Heathers and Brown first developed Granularity-Related Inconsistency of Means – better known as GRIM. Because GRIM and SPRITE do not need the complete data set, they can be carried out by anyone with access to the paper.
How Does GRIM Work?
GRIM tests whether a reported mean is possible, given the sample size. It works on studies where data is collected in the form of whole numbers. For example, participants’ ages in years, or opinions on a scale of “1 = Strongly agree, 5 = Strongly disagree.” With this type of data, the mean has strong granularity (hence the “G” in GRIM.) This tells us that the mean is made up of individual parts that are not continuous.
Heathers gives a useful example. If twelve people are asked their ages (in whole numbers), the smallest amount that the mean can change by is one-twelfth. We can work this out without knowing what the actual ages were. A reported mean of 20.95, for example, is impossible if the sample size is 12.
GRIM was developed by looking at data that the researchers knew was incorrect. Heathers and Brown looked at 260 articles from leading psychology journals. Of the 71 that were suitable for testing with GRIM, half reported mean values that were not consistent with the sample size. Over 20% contained more than one inconsistency.
A simple, free online GRIM test is now available. GRIM is suitable for studies where the data consists of small samples of whole numbers, so it is most useful in the social sciences.
What Does SPRITE Do?
GRIM can clearly be very useful, within limits. In 2017, Heathers introduced a new test called SPRITE (Sample Parameter Reconstruction via Iterative Techniques.) Like GRIM, SPRITE is a simple test to detect inaccuracies in published data. SPRITE does this by recreating potential datasets using only basic summary statistics. This includes the mean, the standard deviation, the sample size and the range of values.
The advantage of SPRITE over GRIM is that it can be used with larger sample sizes, and can therefore be applied to more studies. SPRITE can also spot studies where the summary statistics are possible, but suggest a highly skewed or unusual dataset.
SPRITE creates a large number of datasets that could potentially fit a set of summary statistics. First, SPRITE generates a dataset with the correct mean. It then adjusts random pairs of values in the sample until the target standard deviation is reached (the “iterative” part of the name.) Finally, common sense can be used to work out whether the results are realistic.

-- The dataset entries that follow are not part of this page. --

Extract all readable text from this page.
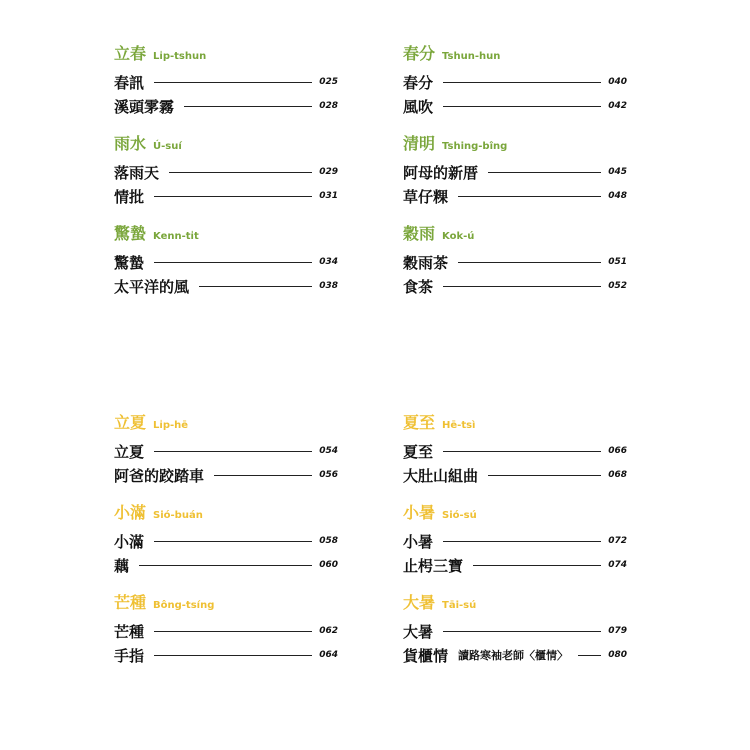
立春 Li̍p-tshun
春訊	025
溪頭雺霧	028
雨水 Ú-suí
落雨天	029
情批	031
驚蟄 Kenn-ti̍t
驚蟄	034
太平洋的風	038
春分 Tshun-hun
春分	040
風吹	042
清明 Tshing-bîng
阿母的新厝	045
草仔粿	048
穀雨 Kok-ú
穀雨茶	051
食茶	052
立夏 Li̍p-hē
立夏	054
阿爸的跤踏車	056
小滿 Sió-buán
小滿	058
藕	060
芒種 Bông-tsíng
芒種	062
手指	064
夏至 Hē-tsì
夏至	066
大肚山組曲	068
小暑 Sió-sú
小暑	072
止枵三寶	074
大暑 Tāi-sú
大暑	079
貨櫃情 讀路寒袖老師〈櫃情〉	080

Heathers gives an entertaining example. In a study looking at how many carrots school children eat, the summary statistics were tested with SPRITE. The results said that the children were eating, on average, 60 carrots each for lunch! Needless to say, the results obtained showed incorrect data.
Identifying Scientific Misconduct
As the creators are keen to point out, GRIM and SPRITE detect inconsistencies. They cannot tell us why a dataset is wrong, sniff out scientific misconduct or lead to retraction of a paper. However, used carefully, there is no doubt that these techniques are potentially valuable tools in seeking out problems in research. That young, keen PhD student can be reassured.